The Spartan culture was based on its military system. The Spartan military unit was highly reliable and efficient both on and off the battlefield. The Spartan elders, commonly known as Gerousia, were a critical wing of the Spartan society. Their roles span from the political arena to the economic field where they served as intermediaries. They were the court of the state and had the ultimate powers to try even the highest authority on land. Despite being a military state, Sparta embraced philosophy, arts, and culture. Their nominal interest in material possessions, however, degraded their quality of taste in culture.

The Spartans were more concerned with sports. Sports was an exciting activity that put the Spartans fir and in shape for their battles. The Spartans lived for physical fitness and exercise. This was witnessed in their never-ending prowess on the battlefield. The Spartans and the Greeks dominated championships in the Olympic Games. Their success was attributed to the exercise they put in sports, to embrace physical exercise and conquer in sports. Education was an important aspect for the Spartans (Dewald, and Marincola, 301). However, it did not surpass the importance that was accorded to military excellence. Education was important during the war, as it would complement their physical strength, in combating their opponents through the combination of physical strength and wit.

Values of Greek Society

Wisdom was a treasured value in Greek society. This was necessary, particularly in the decision-making processes. Elders and leaders were expected to be filled with wisdom. The decision-making processes were challenging and needed knowledgeable elders and leaders, who would make unbiased decisions. This would involve critical discussions before decisions were made. Temperance was a value practiced by the Greeks. It involved moderation and cautious indulgences of things in society. Temperance aimed at warning the people of Greek of the disadvantages that one would face with the act of overindulgence in things.

Justice was a treasured value to the people of Greece. This came in handy during sharing of wealth and bounty among people. The sharing process s had to be thoughtful, with all the Greeks in need in mind. The process would embrace lessons from justice, to ensure no one was left out in the sharing process. Finally was the value of courage. Odysseus, Perseus, and Achilles are the embodiment of courage. Thye is some of the most iconic heroes witnessed in Greece. These heroes smiled in the face of danger. Courage was a necessary value when going to war. The leaders and front liners in war risked their lives to protect the Greek territory.

The Significance of Persian’s Invasions

The intellectual development of Greece mainly focused on the development of ideologies. These invasions and wars greatly contributed to shaping the Greek ideology, explaining the idea of being a Greek. Politically, Greek would gather more ground through several conquests. This would in turn work to boost their economy, as they had more land and after having conquered several other communities, they would make away with their loot (Dewald, and Marincola 417). Culturally, Greek grew having absorbed several other conquests; there would be cultural diversity in Greece, making the culture grow more through several other conquests.
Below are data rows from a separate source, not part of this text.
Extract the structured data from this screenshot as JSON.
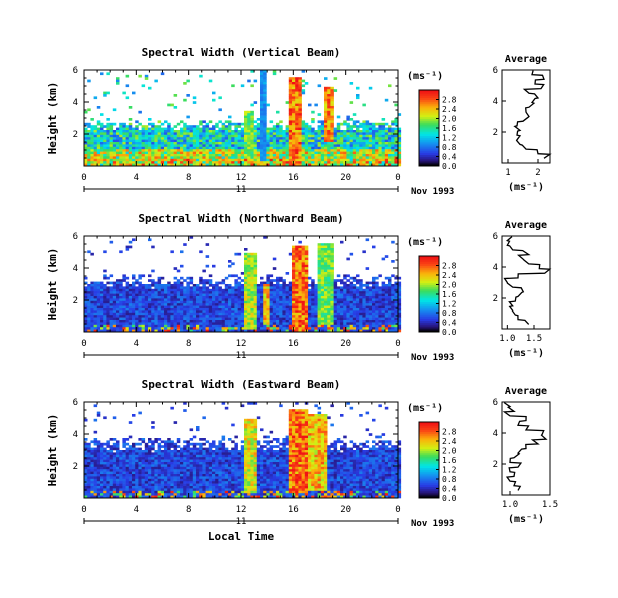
{
  "chart_data": [
    {
      "type": "heatmap",
      "title": "Spectral Width (Vertical Beam)",
      "ylabel": "Height (km)",
      "xlabel": "",
      "x_ticks": [
        "0",
        "4",
        "8",
        "12",
        "16",
        "20",
        "0"
      ],
      "y_ticks": [
        "2",
        "4",
        "6"
      ],
      "xlim": [
        0,
        24
      ],
      "ylim": [
        0,
        6
      ],
      "date_ticks": [
        "11"
      ],
      "date_label": "Nov 1993",
      "colorbar": {
        "unit": "(ms⁻¹)",
        "ticks": [
          "0.0",
          "0.4",
          "0.8",
          "1.2",
          "1.6",
          "2.0",
          "2.4",
          "2.8"
        ],
        "range": [
          0,
          3.2
        ]
      },
      "average": {
        "title": "Average",
        "xlabel": "(ms⁻¹)",
        "x_ticks": [
          "1",
          "2"
        ],
        "xlim": [
          0.8,
          2.4
        ],
        "profile_heights": [
          0.3,
          0.6,
          0.9,
          1.2,
          1.5,
          1.8,
          2.1,
          2.4,
          2.7,
          3.0,
          3.3,
          3.6,
          3.9,
          4.2,
          4.5,
          4.8,
          5.1,
          5.4,
          5.7
        ],
        "profile_values": [
          2.2,
          2.0,
          1.6,
          1.4,
          1.3,
          1.3,
          1.4,
          1.3,
          1.5,
          1.7,
          1.6,
          1.7,
          1.8,
          2.0,
          1.7,
          2.1,
          1.9,
          2.2,
          1.8
        ]
      },
      "features": [
        {
          "x0": 0,
          "x1": 24,
          "y0": 0.0,
          "y1": 2.6,
          "level": 1.2
        },
        {
          "x0": 12.3,
          "x1": 13.0,
          "y0": 0.5,
          "y1": 3.5,
          "level": 2.0
        },
        {
          "x0": 13.5,
          "x1": 14.0,
          "y0": 0.3,
          "y1": 6.0,
          "level": 1.0
        },
        {
          "x0": 15.6,
          "x1": 16.6,
          "y0": 0.0,
          "y1": 5.6,
          "level": 3.0
        },
        {
          "x0": 18.4,
          "x1": 19.0,
          "y0": 1.5,
          "y1": 5.0,
          "level": 2.8
        }
      ]
    },
    {
      "type": "heatmap",
      "title": "Spectral Width (Northward Beam)",
      "ylabel": "Height (km)",
      "xlabel": "",
      "x_ticks": [
        "0",
        "4",
        "8",
        "12",
        "16",
        "20",
        "0"
      ],
      "y_ticks": [
        "2",
        "4",
        "6"
      ],
      "xlim": [
        0,
        24
      ],
      "ylim": [
        0,
        6
      ],
      "date_ticks": [
        "11"
      ],
      "date_label": "Nov 1993",
      "colorbar": {
        "unit": "(ms⁻¹)",
        "ticks": [
          "0.0",
          "0.4",
          "0.8",
          "1.2",
          "1.6",
          "2.0",
          "2.4",
          "2.8"
        ],
        "range": [
          0,
          3.2
        ]
      },
      "average": {
        "title": "Average",
        "xlabel": "(ms⁻¹)",
        "x_ticks": [
          "1.0",
          "1.5"
        ],
        "xlim": [
          0.9,
          1.8
        ],
        "profile_heights": [
          0.3,
          0.6,
          0.9,
          1.2,
          1.5,
          1.8,
          2.1,
          2.4,
          2.7,
          3.0,
          3.3,
          3.6,
          3.9,
          4.2,
          4.5,
          4.8,
          5.1,
          5.4,
          5.7
        ],
        "profile_values": [
          1.4,
          1.2,
          1.15,
          1.1,
          1.1,
          1.15,
          1.2,
          1.3,
          1.1,
          1.0,
          1.2,
          1.7,
          1.6,
          1.4,
          1.3,
          1.4,
          1.1,
          1.0,
          1.0
        ]
      },
      "features": [
        {
          "x0": 0,
          "x1": 24,
          "y0": 0.0,
          "y1": 3.2,
          "level": 0.5
        },
        {
          "x0": 12.3,
          "x1": 13.3,
          "y0": 0.2,
          "y1": 5.0,
          "level": 2.2
        },
        {
          "x0": 13.8,
          "x1": 14.3,
          "y0": 0.5,
          "y1": 3.0,
          "level": 2.6
        },
        {
          "x0": 16.0,
          "x1": 17.2,
          "y0": 0.0,
          "y1": 5.4,
          "level": 3.0
        },
        {
          "x0": 17.8,
          "x1": 19.0,
          "y0": 0.5,
          "y1": 5.6,
          "level": 2.0
        }
      ]
    },
    {
      "type": "heatmap",
      "title": "Spectral Width (Eastward Beam)",
      "ylabel": "Height (km)",
      "xlabel": "Local Time",
      "x_ticks": [
        "0",
        "4",
        "8",
        "12",
        "16",
        "20",
        "0"
      ],
      "y_ticks": [
        "2",
        "4",
        "6"
      ],
      "xlim": [
        0,
        24
      ],
      "ylim": [
        0,
        6
      ],
      "date_ticks": [
        "11"
      ],
      "date_label": "Nov 1993",
      "colorbar": {
        "unit": "(ms⁻¹)",
        "ticks": [
          "0.0",
          "0.4",
          "0.8",
          "1.2",
          "1.6",
          "2.0",
          "2.4",
          "2.8"
        ],
        "range": [
          0,
          3.2
        ]
      },
      "average": {
        "title": "Average",
        "xlabel": "(ms⁻¹)",
        "x_ticks": [
          "1.0",
          "1.5"
        ],
        "xlim": [
          0.9,
          1.5
        ],
        "profile_heights": [
          0.3,
          0.6,
          0.9,
          1.2,
          1.5,
          1.8,
          2.1,
          2.4,
          2.7,
          3.0,
          3.3,
          3.6,
          3.9,
          4.2,
          4.5,
          4.8,
          5.1,
          5.4,
          5.7
        ],
        "profile_values": [
          1.1,
          1.05,
          1.0,
          1.05,
          1.0,
          1.1,
          1.0,
          1.05,
          1.1,
          1.2,
          1.35,
          1.45,
          1.4,
          1.2,
          1.1,
          1.2,
          1.0,
          1.05,
          1.0
        ]
      },
      "features": [
        {
          "x0": 0,
          "x1": 24,
          "y0": 0.0,
          "y1": 3.4,
          "level": 0.5
        },
        {
          "x0": 12.3,
          "x1": 13.3,
          "y0": 0.3,
          "y1": 5.0,
          "level": 2.4
        },
        {
          "x0": 15.6,
          "x1": 17.0,
          "y0": 0.3,
          "y1": 5.6,
          "level": 3.0
        },
        {
          "x0": 17.2,
          "x1": 18.5,
          "y0": 0.5,
          "y1": 5.2,
          "level": 2.6
        }
      ]
    }
  ]
}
The development in the Athenian States and Spartan states was hindered due to the conquests made on people from these two states. Most of them were absorbed by the Persian Empire. The rest would be taken in as slaves. Shortage of human resource would lead to the stunted growth of the two states. There were no significant developments in the two states, economically, politically and socially. Politically, they had been rendered unstable. This translated to weak economies in the two states. Socially, several people had been assimilated into the Persian empire. Having weakened the three areas of good development, the Persian empire sealed their fate. Powerful leaders such as Xerxes would withdraw their troupes form the battleground and acknowledged defeat.

Work Cited

  1. Dewald, Carolyn, and John Marincola. Cambridge Companion To Herodotus. Proquest LLC, 2012.